Becoming a data scientist requires far more than learning Python or running a few ML models. It demands clarity in fundamentals, exposure to real datasets, hands-on problem-solving, and an environment that mirrors the pace of the tech industry.
That’s exactly where Indira University’s School of Information Technology (SOIT) stands out. Here’s how SOIT gives students a strong head start after Class 12:
- 31+ Years of Academic Legacy in Technology Education: With over three decades of academic excellence, Indira University has built a reputation for producing industry-ready tech professionals. This legacy ensures structured learning, strong academic culture, and a proven ecosystem for growth.
- Future-Focused, Industry-Aligned Curriculum: SOIT programs integrate programming, AI, data analytics, cybersecurity, information systems, and applied computing, helping students build the core skills underpinning data science careers.
- Practical, Lab-Based Data & Coding Experience: Students work in advanced computing labs, coding simulations, problem-solving labs, and data-driven environments, gaining confidence through hands-on experimentation. Whether analysing datasets or training models, the learning approach is fully experiential.
- Interdisciplinary Learning Essential for Data Science: Data science blends math, analytics, algorithms, and intelligent systems. SOIT’s programs seamlessly integrate these domains, ensuring students understand how algorithms, data structures, security layers, and intelligence models work together.
- Strong Industry Connect & Exposure to Real Tech Environments: Students gain real-world exposure through:
-
- Industry visits
- Live projects
- MoUs with tech organisations
- Cyber Cell collaborations
- Workshops & expert-led sessions
These experiences give them a front-row seat to real IT operations, digital systems, analytics workflows, and problem-solving environments.
- Strong Recruiter Network Across IT, Analytics & Cybersecurity: Top recruiters such as Infosys, KPIT, Deloitte, Wipro, TCS, Cognizant, LTI Mindtree, Accenture, and more hire Indira graduates across tech, analytics, AI, and cybersecurity roles. This network significantly boosts internship and placement opportunities after graduation.
- Certifications That Strengthen Data Careers: Students get access to multiple certifications that align closely with data science and analytics pathways, including:
- Applied Machine Learning
- Data Analytics
- AWS & Cloud Computing
- Artificial Intelligence
- Microsoft Office with AI Tools
Conclusion
The answer to “How to become a data scientist after 12th” has a practical, achievable journey when you start with the right foundation, roadmap, and learning environment. With the right degree, structured skill-building, certifications, and hands-on projects, students can step confidently into one of the world’s fastest-growing careers.
For learners who want industry-aligned training, real-world exposure, and a curriculum shaped by 31+ years of academic legacy, Indira University’s School of Information Technology is the perfect choice to step into data science and analytics roles of the future.
FAQs
- Can I become a data scientist after 12th?

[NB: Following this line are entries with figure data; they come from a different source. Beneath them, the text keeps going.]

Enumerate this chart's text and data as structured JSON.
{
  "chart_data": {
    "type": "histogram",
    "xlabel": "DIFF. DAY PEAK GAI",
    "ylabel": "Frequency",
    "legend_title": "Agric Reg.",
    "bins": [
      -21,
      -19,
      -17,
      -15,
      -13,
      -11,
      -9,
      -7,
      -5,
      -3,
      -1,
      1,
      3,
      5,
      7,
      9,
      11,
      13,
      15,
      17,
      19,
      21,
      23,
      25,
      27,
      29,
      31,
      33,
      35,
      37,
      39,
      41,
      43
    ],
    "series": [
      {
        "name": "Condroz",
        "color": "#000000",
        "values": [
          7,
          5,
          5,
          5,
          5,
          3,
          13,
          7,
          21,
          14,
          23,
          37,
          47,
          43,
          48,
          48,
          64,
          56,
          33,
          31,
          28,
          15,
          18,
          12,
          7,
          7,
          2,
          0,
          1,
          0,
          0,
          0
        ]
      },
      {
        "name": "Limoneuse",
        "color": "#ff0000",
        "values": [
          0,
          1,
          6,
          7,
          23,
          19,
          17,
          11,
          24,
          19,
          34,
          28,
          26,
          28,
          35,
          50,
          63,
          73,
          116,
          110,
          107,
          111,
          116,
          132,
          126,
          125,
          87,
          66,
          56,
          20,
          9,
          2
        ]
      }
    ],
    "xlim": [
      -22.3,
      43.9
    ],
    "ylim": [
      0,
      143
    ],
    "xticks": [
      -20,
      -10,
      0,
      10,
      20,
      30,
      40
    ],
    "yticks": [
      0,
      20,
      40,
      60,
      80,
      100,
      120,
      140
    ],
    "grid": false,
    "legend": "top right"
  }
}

Yes. With the right degree, foundational skills, certifications, and project experience, students can begin their data science journey immediately after Class 12.
- Which degree is best after 12th to become a data scientist?
B.Sc Data Science, B.Tech CSE/AI/DS, and BCA (Data Science specialization) are strong pathways, giving students coding, analytics, and machine-learning foundations.
- How long does it take to become a data scientist after 12th?
With consistent learning, projects, and internships, students typically become job-ready within 2–4 years, depending on their specialization and certifications.
- Do I need coding knowledge after 12th to start data science?
No. You can begin without coding experience. Python, SQL, and ML concepts are learned gradually during your degree and through beginner-friendly certifications.
- How does Indira University’s SOIT offer the best data science course?
Indira University’s SOIT provides industry-aligned curriculum, advanced labs, global exposure, hands-on projects, certifications, and strong recruiter connections, creating an ideal environment for students to build real data science and analytics careers.